The third floor boasts the owner’s bedroom with a wall-of-windows that flood the home with natural light and overlook the beautiful serene backyard terrace. The owners’ en-suite is adjacent to the giant walk-in closet for all your wardrobe needs. All 4 bedrooms also feature full window doors that not only allow the natural light to pour in but also open to Juliet balconies. Looking for a home with a second kitchen? Make your way to the fourth floor where you will find two more oversized bedrooms, a bathroom with an oversized-tub and stand-up shower, and a full second kitchen for all your dietary restrictions.
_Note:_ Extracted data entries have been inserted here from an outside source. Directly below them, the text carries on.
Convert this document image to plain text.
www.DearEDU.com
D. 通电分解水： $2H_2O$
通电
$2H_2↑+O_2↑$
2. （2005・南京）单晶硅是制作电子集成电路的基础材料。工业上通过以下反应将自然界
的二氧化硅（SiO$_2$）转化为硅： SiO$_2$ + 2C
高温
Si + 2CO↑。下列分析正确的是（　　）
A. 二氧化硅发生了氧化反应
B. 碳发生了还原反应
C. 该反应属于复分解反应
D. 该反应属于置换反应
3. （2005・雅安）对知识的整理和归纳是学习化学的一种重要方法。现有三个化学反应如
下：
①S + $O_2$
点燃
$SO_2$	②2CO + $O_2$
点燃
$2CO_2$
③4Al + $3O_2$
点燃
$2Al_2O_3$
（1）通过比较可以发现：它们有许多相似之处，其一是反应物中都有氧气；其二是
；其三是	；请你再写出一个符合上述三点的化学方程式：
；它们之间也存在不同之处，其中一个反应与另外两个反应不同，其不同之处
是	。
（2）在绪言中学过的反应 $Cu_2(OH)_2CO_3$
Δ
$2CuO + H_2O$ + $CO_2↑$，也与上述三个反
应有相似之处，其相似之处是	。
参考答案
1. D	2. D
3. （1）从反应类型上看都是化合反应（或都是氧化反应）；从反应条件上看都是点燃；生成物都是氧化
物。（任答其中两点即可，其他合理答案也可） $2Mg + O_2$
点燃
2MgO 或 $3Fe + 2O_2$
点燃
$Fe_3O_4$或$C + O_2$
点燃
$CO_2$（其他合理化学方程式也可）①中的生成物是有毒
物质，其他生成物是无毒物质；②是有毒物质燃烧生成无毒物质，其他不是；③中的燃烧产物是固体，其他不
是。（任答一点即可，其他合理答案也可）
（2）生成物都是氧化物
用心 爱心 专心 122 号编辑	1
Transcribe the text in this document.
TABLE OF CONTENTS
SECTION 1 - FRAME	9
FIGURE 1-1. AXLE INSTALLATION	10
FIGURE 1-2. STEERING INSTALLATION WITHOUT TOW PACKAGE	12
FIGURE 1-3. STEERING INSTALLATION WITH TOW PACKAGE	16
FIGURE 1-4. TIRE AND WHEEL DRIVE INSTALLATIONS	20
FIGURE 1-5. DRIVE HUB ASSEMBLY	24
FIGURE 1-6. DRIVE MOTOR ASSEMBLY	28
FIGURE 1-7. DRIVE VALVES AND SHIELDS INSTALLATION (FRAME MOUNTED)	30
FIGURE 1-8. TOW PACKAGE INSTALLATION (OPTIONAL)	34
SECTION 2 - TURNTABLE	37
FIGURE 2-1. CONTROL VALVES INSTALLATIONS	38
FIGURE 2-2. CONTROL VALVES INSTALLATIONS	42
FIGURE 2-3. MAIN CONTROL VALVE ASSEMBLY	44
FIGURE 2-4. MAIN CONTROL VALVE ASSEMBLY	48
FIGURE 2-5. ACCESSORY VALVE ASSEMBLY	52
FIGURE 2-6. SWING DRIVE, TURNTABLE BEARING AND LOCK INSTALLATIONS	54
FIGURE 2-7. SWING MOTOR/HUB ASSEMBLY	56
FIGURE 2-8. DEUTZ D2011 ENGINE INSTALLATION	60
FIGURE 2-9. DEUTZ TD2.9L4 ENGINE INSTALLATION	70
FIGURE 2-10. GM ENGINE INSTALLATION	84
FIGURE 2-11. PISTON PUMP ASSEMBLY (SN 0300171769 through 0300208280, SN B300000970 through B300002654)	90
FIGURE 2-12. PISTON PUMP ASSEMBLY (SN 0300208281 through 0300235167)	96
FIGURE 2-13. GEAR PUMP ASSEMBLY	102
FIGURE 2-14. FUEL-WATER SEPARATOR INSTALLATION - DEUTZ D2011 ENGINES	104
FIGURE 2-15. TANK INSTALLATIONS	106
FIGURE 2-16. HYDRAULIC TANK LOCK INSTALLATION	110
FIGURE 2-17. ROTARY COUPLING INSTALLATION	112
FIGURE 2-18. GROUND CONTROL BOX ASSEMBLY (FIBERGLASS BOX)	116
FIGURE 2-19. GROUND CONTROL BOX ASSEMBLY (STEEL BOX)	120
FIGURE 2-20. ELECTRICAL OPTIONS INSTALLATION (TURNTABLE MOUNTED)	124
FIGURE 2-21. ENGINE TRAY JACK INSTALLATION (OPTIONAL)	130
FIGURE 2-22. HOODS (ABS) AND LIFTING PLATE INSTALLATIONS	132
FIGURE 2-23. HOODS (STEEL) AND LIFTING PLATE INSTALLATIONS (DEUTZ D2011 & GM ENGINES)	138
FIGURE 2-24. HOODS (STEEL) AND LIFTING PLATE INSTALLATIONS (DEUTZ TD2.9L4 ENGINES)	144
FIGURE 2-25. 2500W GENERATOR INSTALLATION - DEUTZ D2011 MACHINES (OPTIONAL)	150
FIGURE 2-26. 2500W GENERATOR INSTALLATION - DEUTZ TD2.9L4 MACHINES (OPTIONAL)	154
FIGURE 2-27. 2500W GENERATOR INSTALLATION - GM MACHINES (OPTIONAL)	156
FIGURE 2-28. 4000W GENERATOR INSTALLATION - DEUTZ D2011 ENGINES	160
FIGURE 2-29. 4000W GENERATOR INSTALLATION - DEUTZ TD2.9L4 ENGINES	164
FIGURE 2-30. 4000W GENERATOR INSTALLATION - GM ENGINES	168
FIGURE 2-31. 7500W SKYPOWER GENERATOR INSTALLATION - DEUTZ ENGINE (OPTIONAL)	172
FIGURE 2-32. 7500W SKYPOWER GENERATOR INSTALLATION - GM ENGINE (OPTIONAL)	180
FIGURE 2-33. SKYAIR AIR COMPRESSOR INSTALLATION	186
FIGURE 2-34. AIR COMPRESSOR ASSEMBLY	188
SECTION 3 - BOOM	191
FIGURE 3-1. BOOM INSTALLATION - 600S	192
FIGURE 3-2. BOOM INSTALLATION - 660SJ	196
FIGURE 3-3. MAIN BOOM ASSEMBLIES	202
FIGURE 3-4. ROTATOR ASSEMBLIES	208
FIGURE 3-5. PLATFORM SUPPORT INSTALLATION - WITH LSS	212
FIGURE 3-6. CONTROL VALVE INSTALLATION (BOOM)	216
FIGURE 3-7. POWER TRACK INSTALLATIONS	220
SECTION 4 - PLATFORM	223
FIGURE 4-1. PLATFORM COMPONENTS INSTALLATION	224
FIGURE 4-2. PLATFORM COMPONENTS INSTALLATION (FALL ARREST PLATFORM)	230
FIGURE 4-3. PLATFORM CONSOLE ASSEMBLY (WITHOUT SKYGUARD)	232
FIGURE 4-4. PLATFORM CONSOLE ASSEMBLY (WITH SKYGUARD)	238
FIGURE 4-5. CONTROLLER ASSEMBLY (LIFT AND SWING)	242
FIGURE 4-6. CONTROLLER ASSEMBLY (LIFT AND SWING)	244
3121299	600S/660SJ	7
North of Dupont Circle – and across Rock Creek Park from funky Adams Morgan – genteel Woodley Park was one of several uptown neighborhoods where 19th- and early 20th-century Washingtonians escaped the summer heat. It still boasts historic architecture, including grand hotels, plus the modern buzz of good restaurants with sidewalk cafes. The neighborhood features a few iconic sights, including a Marilyn Monroe mural and two spectacular bridges, the Taft and the Duke Ellington. Its biggest attraction, the Smithsonian National Zoo, which backs up Rock Creek Park, is home to the city’s famed giant pandas. Getting there is a cinch: Just take Metro’s Red Line to the Woodley Park stop.
From Andean bears to white-faced gibbons, about 1,800 animals make their homes at the National Zoo. The stars of the show are the giant pandas, but you’ll also find other fascinating critters like komodo dragons and African elephants living in an outsized habitat. A colorful carousel with horses, rhinos and ostriches to ride appeals to kids, as does a small train. Locals and tourists flock to Rock Creek Park, a tree-filled ribbon defined by its namesake waterway, encompassing 2,100 acres designated by Congress in 1890. It stretches to the Maryland border, but the major entrance (down a steep hill), is here in Woodley. Expect biking and running trails, workout stations and picnic spots by the creek. There’s also access to Pierce Mill, a working 19th-century grist mill, near the lower entrance to the zoo.
The south end of the neighborhood holds two outsized historic hotels, the Omni Shoreham and the Washington Marriott Wardman Park. Harlem Renaissance poet Langston Hughes worked as a busboy at the latter in the 1920s. Close to the hotels and the Metro, Connecticut Avenue holds a busy strip of restaurants, many with sidewalk cafes. Choices include Lebanese Taverna for garlicky Mediterranean fare, brunch favorite Open City and District Kitchen for Mid-Atlantic comfort dishes and artsy cocktails in a cozy space.